Several Sri Lankan parties want executive presidency abolished, only UPFA divided, says PM

COLOMBO (The Island/ANN ) - Stressing that the country needed a new Constitution in keeping with the times, Prime Minister Ranil Wickremesinghe said in Jaffna on Friday, that the United National Party (UNP), Janatha Vimukthi Peramuna (JVP) and the Tamil National Alliance (TNA) wanted the Executive Presidency abolished, while only a section of the United Peoples Freedom Alliance (UPFA) was opposed to it.

The Prime Minister responding to questions from Tamils on a political
solution to the ethnic issue, during his official engagements  in the peninsula which included the launch of several development projects, said that having experimented with a semi presidential system of government for 41 years, it had dawned on his party the UNP, JVP and TNA  and a section of the  UPFA, who represented the majority of Sri Lankans, that the way forward was to establish an electoral system that ensured a stable Parliament, for which a new Constitution was needed.
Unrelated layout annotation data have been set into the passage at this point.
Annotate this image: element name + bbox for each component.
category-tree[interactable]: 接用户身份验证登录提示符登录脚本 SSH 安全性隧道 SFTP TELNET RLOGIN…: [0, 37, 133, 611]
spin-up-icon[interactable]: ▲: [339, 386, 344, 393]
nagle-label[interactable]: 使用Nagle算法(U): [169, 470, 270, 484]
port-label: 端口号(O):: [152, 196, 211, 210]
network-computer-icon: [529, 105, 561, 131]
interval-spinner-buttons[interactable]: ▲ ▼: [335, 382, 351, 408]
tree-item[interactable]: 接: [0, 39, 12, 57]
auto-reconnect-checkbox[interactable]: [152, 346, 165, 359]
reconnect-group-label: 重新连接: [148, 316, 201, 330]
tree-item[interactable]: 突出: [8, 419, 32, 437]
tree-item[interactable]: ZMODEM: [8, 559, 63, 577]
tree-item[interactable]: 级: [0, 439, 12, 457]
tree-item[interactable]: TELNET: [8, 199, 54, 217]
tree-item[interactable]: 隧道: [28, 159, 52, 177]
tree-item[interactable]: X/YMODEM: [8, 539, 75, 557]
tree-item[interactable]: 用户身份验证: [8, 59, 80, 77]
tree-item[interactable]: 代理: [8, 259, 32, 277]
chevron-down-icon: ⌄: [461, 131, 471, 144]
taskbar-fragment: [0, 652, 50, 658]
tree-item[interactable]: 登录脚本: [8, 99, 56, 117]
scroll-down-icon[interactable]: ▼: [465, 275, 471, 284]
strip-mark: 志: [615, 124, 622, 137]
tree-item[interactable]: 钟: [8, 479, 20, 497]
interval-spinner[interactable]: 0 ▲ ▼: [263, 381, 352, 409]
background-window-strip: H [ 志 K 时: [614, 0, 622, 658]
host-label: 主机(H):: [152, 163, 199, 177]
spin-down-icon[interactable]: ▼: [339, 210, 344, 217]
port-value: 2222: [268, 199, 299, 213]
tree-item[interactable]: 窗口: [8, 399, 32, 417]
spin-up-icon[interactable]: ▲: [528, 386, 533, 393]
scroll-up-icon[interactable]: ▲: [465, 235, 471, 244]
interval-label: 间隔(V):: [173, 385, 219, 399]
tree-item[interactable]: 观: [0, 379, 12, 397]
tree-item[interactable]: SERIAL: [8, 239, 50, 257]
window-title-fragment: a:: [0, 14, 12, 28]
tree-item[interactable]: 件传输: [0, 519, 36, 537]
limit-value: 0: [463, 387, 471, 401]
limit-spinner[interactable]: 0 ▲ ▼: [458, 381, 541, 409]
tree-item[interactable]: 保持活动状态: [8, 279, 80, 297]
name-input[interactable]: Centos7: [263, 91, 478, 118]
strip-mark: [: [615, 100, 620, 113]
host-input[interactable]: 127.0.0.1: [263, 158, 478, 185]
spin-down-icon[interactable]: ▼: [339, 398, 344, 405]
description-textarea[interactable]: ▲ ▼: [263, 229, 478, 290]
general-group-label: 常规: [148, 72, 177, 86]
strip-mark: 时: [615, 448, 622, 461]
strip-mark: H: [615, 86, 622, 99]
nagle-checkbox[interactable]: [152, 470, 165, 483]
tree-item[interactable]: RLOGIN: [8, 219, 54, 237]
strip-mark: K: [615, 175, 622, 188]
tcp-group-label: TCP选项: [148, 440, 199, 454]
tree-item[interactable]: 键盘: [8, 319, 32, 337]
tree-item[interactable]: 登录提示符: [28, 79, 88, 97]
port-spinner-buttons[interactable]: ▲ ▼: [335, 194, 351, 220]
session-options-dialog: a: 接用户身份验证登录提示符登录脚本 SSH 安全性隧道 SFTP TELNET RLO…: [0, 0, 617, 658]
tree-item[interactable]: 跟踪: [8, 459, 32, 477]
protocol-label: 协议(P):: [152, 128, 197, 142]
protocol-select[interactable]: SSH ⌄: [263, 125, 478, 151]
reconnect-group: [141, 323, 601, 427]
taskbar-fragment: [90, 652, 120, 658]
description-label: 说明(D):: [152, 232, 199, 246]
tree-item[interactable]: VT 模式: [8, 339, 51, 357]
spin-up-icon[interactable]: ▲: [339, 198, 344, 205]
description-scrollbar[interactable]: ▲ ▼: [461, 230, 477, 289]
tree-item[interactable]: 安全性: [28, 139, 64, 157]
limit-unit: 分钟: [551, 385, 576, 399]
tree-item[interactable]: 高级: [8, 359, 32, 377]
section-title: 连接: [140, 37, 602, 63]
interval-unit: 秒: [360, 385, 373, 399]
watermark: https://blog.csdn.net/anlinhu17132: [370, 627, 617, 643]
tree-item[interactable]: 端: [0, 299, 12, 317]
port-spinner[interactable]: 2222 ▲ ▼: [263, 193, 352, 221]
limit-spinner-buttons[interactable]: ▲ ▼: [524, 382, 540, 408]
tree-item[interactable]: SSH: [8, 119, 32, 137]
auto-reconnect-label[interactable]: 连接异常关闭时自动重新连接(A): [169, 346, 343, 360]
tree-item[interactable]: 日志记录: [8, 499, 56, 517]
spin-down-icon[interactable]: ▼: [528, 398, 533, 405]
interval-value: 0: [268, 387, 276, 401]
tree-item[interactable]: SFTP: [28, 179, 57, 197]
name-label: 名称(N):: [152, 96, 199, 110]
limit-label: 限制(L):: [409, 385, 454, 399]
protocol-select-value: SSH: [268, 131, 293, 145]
There was nothing wrong nor was there any need to fear devolution within a political system, that protected the sovereignty and unity of the country, he noted  adding that the UNP was committed to ensuring Tamils could live as equal citizens, as contained in the report before the Constitutional Assembly.

Wickremesinghe said that though the concept of devolution was  good, since it  empowered people at the grassroots as well, it was necessary to ensure that the cost of governance was not duplicated, resulting in a huge increase in State expenditure.
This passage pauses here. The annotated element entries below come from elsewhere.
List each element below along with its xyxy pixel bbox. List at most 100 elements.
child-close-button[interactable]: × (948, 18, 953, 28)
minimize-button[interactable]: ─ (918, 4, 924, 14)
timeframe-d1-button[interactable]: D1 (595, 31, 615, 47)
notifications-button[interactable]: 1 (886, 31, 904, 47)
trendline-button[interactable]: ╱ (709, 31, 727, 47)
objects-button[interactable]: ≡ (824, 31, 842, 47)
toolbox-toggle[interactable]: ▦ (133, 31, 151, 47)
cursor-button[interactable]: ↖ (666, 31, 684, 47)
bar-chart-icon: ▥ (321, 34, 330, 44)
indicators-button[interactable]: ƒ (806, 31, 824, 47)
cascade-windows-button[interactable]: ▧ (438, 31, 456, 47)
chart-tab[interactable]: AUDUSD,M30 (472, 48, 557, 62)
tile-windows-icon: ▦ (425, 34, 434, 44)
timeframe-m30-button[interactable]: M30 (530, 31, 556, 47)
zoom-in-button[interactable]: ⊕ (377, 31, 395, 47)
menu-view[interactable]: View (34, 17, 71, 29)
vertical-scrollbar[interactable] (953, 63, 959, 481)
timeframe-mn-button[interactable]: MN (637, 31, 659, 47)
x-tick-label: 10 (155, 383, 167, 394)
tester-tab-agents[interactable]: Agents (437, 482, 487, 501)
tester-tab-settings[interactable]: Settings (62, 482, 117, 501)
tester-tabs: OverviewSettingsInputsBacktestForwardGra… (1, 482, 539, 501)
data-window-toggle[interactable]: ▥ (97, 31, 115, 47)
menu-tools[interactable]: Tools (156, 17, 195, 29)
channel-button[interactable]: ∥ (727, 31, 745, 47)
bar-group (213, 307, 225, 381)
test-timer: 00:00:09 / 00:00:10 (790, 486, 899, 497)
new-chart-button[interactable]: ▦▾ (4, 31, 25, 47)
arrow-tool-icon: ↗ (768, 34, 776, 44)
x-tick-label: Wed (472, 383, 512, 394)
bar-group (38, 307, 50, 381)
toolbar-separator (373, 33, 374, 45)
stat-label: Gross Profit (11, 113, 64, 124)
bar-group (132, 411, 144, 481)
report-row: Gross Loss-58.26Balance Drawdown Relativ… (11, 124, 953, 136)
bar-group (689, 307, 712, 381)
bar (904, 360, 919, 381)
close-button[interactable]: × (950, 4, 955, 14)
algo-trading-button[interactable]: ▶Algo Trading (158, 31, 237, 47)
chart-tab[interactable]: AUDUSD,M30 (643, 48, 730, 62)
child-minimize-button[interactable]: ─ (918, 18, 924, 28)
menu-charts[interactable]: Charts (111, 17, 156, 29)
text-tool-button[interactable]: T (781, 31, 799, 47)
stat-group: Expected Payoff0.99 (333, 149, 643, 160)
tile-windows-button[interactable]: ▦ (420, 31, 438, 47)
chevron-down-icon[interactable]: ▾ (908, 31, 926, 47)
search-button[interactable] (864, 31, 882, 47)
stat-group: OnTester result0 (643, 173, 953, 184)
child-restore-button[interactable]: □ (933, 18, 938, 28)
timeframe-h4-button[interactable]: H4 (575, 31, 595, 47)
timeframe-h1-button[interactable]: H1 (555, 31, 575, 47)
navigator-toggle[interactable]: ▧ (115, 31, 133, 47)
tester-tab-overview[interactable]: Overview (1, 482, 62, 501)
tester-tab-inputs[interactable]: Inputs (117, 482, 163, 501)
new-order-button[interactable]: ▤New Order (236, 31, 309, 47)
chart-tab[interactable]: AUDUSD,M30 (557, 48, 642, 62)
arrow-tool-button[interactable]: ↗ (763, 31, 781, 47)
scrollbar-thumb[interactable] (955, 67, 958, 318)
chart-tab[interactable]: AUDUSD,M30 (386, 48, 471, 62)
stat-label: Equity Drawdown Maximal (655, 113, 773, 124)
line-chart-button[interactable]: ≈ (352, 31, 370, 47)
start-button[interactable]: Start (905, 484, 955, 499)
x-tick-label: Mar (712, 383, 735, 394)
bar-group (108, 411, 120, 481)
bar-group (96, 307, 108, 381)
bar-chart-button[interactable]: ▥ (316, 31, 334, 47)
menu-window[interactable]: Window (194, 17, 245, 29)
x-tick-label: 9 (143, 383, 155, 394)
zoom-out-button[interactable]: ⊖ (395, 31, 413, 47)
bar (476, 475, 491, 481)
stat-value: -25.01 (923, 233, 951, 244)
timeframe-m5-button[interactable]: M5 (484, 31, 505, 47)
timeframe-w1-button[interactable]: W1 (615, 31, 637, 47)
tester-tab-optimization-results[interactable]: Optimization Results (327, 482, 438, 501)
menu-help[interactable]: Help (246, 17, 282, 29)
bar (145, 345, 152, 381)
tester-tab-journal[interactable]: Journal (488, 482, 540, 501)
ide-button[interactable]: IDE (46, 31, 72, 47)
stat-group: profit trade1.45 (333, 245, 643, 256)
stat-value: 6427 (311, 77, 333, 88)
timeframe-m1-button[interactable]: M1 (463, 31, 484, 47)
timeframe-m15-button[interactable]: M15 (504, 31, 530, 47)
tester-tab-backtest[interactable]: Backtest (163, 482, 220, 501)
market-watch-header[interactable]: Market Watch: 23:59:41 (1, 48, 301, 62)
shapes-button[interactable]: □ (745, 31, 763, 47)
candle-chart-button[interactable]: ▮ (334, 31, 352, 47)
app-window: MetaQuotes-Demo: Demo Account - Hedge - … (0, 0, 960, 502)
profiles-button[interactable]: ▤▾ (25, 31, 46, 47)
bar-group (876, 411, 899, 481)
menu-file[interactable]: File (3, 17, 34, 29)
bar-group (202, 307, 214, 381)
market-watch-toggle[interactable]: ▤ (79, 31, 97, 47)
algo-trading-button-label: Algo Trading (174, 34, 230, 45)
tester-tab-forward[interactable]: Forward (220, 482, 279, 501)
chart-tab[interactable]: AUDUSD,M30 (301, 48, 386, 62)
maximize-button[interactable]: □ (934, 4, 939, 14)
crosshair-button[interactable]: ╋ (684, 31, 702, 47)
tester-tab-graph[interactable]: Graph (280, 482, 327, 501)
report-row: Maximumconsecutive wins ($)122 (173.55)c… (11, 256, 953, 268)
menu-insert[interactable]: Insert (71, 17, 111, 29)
Refuting allegations by  the UPFA  that the UNP  had disowned the Constitutional Assembly Report, he pointed out that the UNP accepted it with the exception of a few clauses,  that had to be deliberated and sorted out.

The Prime Minister explained that the  reason for the UNP not submitting proposals to the Constitutional Assembly, of which he was the Chairman, was because it wanted to discuss and arrive at a consensus on  the proposals put forward by other political parties, so as to ensure progress on issues that had been dragging on for years.